Heyne Hardcore / ISBN: 978-3-453-27392-4
Übersetzung: Kristof Hahn
Text: Torsten Sarfert
Auf der Insel ist er so etwas wie eine Kultfigur. Eine Ikone. Bobby Gillespie, Multiinstrumentalist und Sänger der schottischen Band Primal Scream, den Begründern des Acid House. Hierzulande können sich ältere Semester vielleicht gerade noch an das Werk mit dem quietschbunten Cover, das wegbereitende Album „Screamadelica“ erinnern. Veröffentlicht am 23. September 1991, zeitgleich mit Nirvanas „Nevermind“. Vielleicht auch ein Hinweis darauf, warum Primal Scream jenseits des grossen Teichs musikalisch eine eher untergeordnete Rolle spielten. Auf dem europäischen Kontinent erging es Gillespie und Co. nicht besser, von ein paar Achtungserfolgen abgesehen. „Screamadelica“ markierte dennoch den Beginn der bis heute andauernde Karriere von Primal Scream, respektive der des Bobby Gillespie.
Umso verwunderlicher, dass die nun in deutscher Übersetzung vorliegende Biografie „Tenement Kid“ exakt an diesem Tag, der gemäss Bobby „für manche Leute der Tag ist, an dem die Neunziger wirklich begannen“, endet. Irritierenderweise fand der Primal Scream-Erstkontakt für den Autor dieser Zeilen auch erst mit dem Nachfolgealbum „Give Out But Don’t Give Up“ statt.
Es geht Bobby Gillespie mehr um seine musikalischen und sozialen Wurzeln, und den Weg hin zum Meilenstein der Pop-Geschichte. Der Schwerpunkt liegt auf den sozialen Verhältnissen, aus denen der Protagonist kommt. Aufgewachsen in einer Glasgower Mietskasernengegend („Tenement“) der Sechziger- und Siebzigerjahre erzählt Gillespie von den prekären Umständen, denen er und seine Familie jahrzehntelang ausgesetzt waren. Anfangs ohne eigene Wohnung, nachts bei wechselnden Freunden auf dem Fussboden schlafend, später die eigene Wohnung ohne Heizung und fliessend Wasser. Der normale proletarische Wahnsinn im Nachkriegsengland. Daher und vom verehrten Vater – einem glühenden Sozialisten und Gewerkschaftler – hat Gillespie seine bis heute kompromisslose politische Einstellung und den Geist der Arbeiterklasse. Natürlich kommen in diesem Zusammenhang die essenzielle Rolle des Fussballs im Allgemeinen und die Rivalitäten der beiden Glasgower Clubs im Besonderen nicht zu kurz.
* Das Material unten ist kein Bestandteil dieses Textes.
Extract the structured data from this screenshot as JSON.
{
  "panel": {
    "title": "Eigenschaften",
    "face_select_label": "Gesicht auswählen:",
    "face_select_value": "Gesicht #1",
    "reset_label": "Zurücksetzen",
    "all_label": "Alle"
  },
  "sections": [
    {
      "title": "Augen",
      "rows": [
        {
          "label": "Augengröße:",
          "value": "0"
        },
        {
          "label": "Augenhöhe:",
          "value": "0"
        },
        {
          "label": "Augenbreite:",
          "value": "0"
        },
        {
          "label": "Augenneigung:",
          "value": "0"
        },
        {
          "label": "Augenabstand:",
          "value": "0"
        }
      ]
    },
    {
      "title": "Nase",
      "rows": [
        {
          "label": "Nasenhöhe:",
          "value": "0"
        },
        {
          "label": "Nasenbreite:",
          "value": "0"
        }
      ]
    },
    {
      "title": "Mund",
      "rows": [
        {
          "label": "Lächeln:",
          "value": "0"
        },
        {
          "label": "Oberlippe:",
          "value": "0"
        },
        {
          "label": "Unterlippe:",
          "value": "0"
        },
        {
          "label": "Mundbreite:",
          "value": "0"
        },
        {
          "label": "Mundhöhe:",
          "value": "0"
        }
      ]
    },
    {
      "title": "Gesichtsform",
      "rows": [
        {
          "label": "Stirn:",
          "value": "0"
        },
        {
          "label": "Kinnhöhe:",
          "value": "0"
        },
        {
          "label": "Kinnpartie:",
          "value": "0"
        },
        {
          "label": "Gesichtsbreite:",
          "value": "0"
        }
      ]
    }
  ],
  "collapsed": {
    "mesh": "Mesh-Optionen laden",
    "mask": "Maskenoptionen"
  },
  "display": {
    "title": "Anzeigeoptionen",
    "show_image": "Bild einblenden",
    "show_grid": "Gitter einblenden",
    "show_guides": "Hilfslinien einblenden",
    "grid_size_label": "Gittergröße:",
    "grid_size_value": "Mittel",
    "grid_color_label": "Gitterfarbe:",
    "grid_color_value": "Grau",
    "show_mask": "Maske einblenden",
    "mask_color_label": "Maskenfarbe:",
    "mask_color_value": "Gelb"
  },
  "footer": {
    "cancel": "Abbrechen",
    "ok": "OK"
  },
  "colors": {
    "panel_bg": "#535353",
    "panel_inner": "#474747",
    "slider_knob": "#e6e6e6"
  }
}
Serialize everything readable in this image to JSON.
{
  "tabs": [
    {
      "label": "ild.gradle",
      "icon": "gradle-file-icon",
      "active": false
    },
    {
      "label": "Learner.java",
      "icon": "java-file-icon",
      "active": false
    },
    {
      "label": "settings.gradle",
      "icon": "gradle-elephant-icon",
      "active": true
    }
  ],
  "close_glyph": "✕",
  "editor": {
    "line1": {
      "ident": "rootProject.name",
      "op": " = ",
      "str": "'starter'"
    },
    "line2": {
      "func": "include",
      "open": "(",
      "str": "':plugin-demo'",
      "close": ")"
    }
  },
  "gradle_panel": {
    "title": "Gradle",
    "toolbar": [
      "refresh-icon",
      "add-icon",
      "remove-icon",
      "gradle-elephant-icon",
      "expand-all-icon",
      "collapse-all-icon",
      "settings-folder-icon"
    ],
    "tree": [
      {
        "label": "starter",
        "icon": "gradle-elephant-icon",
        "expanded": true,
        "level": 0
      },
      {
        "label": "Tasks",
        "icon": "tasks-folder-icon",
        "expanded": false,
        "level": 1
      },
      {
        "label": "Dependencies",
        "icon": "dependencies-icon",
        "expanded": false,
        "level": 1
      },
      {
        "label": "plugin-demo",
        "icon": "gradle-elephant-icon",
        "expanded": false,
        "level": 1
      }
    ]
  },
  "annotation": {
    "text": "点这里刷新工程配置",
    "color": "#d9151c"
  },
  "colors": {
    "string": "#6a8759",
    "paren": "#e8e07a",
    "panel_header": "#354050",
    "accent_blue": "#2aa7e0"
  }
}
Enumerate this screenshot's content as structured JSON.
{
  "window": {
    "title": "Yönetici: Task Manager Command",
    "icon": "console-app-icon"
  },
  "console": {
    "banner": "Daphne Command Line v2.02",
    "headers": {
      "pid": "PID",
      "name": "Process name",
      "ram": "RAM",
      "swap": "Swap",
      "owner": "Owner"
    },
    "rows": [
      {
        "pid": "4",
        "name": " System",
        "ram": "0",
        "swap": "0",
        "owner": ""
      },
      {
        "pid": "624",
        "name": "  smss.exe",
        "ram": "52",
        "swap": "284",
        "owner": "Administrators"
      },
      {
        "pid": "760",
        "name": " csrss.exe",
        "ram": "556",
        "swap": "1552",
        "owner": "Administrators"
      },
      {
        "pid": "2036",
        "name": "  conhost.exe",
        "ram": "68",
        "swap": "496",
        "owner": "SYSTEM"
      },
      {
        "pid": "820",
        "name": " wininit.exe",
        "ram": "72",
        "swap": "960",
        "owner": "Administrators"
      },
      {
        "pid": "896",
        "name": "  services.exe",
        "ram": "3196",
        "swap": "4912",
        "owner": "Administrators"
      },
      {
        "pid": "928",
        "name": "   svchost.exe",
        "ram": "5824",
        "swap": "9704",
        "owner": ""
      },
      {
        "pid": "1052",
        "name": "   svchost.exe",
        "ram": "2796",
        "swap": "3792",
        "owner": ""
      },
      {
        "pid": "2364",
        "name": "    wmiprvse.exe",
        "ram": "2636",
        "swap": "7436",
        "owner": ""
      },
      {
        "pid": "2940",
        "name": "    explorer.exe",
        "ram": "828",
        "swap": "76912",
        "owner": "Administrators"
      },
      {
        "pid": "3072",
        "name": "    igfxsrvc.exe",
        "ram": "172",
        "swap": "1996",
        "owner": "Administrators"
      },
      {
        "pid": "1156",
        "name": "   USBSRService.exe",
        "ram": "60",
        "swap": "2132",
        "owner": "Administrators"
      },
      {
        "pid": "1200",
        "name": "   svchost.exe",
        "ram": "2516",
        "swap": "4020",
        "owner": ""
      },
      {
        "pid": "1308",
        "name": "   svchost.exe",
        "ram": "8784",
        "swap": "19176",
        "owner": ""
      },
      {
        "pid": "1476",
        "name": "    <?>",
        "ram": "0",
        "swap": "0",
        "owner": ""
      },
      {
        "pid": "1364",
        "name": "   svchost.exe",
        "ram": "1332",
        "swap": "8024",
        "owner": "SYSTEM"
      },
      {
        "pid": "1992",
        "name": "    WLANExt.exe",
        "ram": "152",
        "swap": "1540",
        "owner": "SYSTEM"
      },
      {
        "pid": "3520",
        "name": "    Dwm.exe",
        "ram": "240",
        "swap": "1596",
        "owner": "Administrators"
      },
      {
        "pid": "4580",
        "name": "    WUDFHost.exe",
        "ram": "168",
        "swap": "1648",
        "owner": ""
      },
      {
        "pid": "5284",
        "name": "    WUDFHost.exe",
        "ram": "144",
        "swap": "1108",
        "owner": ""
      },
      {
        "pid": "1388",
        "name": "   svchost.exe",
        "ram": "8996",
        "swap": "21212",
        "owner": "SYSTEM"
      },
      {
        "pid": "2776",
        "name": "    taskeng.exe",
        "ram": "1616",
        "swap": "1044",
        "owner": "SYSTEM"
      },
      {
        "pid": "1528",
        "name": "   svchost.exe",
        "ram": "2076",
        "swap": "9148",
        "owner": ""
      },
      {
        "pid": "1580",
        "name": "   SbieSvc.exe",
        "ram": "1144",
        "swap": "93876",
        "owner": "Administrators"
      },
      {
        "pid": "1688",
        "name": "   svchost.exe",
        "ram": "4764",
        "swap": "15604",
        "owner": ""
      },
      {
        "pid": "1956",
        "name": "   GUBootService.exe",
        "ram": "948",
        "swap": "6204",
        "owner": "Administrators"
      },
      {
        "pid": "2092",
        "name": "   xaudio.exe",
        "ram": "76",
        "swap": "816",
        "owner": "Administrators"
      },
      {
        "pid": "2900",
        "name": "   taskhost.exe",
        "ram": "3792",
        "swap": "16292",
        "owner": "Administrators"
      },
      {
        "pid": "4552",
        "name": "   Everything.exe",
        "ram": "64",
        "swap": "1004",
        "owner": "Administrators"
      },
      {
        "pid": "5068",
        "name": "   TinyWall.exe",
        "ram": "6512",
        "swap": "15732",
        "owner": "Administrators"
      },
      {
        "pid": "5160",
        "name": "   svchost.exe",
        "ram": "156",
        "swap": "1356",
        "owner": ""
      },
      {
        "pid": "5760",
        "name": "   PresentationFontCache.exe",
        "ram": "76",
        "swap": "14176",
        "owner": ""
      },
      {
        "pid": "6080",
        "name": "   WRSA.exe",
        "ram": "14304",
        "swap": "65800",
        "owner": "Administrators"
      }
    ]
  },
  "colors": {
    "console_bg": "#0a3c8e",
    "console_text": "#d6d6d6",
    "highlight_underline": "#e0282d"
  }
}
Es folgt die beinahe klassische Geschichte von der sinnstiftenden musikalischen Erweckung, diesmal durch Helden wie Marc Bolan, David Bowie, den überlebensgrossen Sex Pistols und den nicht minder verehrten The Clash. Dann Anfang der 80er Einstieg ins Musikbusiness als Roadie für die kurzlebige New Wave Band Altered Images und später Drummer für Jesus And The Mary Chain. Dazwischen ausführliche Bekleidungstipps für den modebewussten „20th Century Boy“ und interessante, historische Playlists. Nicht zu vergessen die obligatorischen und ebenfalls ausführlichen Drogengeschichten, nachdem die Karriere mit den frisch gefundenen Kumpels etwas Fahrt aufgenommen hat. Aber gut, irgendwie wird man nicht von ungefähr zum Wegbereiter des Acid House.
Das ist alles unterhaltsam erzählt, verliert sich über die Länge aber zu sehr in Details, Wiederholungen und Name-Dropping. Zumal dies nicht die erste Biografie aus dieser Zeit und Umgebung ist. Bei über 500 Seiten für die ersten 30 Lebensjahre unseres Helden hätte man straffen können und sollen. So fühlt sich „Tenement Kid“ für mich ein bisschen wie ein überlanger, vernebelter Dubmix eines guten Stückes an, den man gerne mal auf doppelte Geschwindigkeit schalten möchte. Auch auf die Gefahr hin, dass man den ein oder anderen musikalischen Geistesblitz überhört.